Crato, 24 de julho de 2026 (sexta)
Hoje eu fui à Universidade para resolver algo no famigerado Departamento de Ensino e Graduação, DEG. Cheguei às oito e quarenta e cinco. A funcionária estava conversando na maior alegria, sentada do lado de fora da sala. É daquelas salas com uma janela para atender, tipo banco.
A segunda foi buscar a chave. Eu fui embora. Quem sabe em janeiro, quando eu tentar de novo, encontre alguém dentro da sala atendendo.
Ontem de noite, antes de dormir, encontrei um canal no YouTube que estava transmitindo sumô ao vivo. Era onze da noite no Brasil, onze da manhã no Japão. A quinta divisão estava lutando.
Pense numa experiência inusitada. Era velho lutando com novo. Gordo de mais de duzentos quilos lutando com magro de menos de setenta.

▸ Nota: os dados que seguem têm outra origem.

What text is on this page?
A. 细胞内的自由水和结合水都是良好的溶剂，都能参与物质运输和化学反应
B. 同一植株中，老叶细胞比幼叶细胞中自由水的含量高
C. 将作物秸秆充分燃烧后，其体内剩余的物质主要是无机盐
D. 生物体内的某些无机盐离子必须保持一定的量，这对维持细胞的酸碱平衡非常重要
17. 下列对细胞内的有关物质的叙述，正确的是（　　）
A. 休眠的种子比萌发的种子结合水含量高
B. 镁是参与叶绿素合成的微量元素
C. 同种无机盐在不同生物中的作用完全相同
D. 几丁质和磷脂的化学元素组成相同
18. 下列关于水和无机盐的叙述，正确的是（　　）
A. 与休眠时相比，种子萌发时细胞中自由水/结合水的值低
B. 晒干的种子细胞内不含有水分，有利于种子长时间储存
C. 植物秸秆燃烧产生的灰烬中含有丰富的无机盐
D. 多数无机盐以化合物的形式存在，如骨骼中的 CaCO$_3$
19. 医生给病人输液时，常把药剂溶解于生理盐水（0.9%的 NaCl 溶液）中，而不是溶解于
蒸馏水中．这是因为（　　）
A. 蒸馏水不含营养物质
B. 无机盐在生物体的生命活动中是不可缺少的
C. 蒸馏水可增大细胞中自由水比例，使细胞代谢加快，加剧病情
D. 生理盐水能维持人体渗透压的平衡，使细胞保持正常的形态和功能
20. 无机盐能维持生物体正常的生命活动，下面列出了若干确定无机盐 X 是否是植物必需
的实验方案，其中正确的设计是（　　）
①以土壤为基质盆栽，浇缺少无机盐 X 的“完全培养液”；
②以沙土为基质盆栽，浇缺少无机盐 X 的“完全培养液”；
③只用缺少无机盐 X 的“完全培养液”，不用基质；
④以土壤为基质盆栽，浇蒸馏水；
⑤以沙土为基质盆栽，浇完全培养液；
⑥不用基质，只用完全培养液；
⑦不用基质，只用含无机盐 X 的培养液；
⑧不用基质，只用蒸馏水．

E pensar que o povo paga duzentos reais de ingresso, chega tarde e perde um espetáculo desses.
De manhã, ao acordar, assisti às últimas onze lutas. Essas mais padronizadas. Um dos meninos ucranianos ganhou a décima primeira luta em treze dias. E é o líder isolado. Domingo acaba esse torneio. Eles acontecem em todo mês ímpar. Pela primeira vez estou acompanhando de forma mais atenta.
Já disse aqui que eu costumava jogar uma vida em um jogo de plataforma. Para me lembrar da morte. O Memento Mori. Desde que a gata Lua piorou do câncer que eu parei. Faz meses que não jogo. Depois a gata Lua morreu, depois o gato Zulu e agora a gata Estrela está definhando também. O jogo perdeu, por enquanto, sua função. Não preciso dele para lembrar da morte.
Nesse ínterim terminei encontrando um quadrinho chamado Baby Road Trippers. Sobre uma menia que, entre outras excentricidades, dorme em um armário. Mas esse é só um detalhe. A história é sobre continuar. Continuar enquanto é possível. E guardar lembranças enquanto é possível.
Terça-feira as práticas de judô voltaram. Faltando dez minutos, o professor das crianças, que estava, nas palavras dele, "puxando o treino", chamou um torneio. Lutei três vezes e ganhei só uma. Mas, dos homens, fui o único que voltou na quinta. Pelo que entendi, um entortou o dedo, o outro levou pontos no supercílio e o terceiro, mesmo não declarando contusões, não voltou ontem. Muitas vezes, mas muitas vezes mesmo, ganhar é conseguir continuar lutando, mais do que fazer mais pontos.
Até.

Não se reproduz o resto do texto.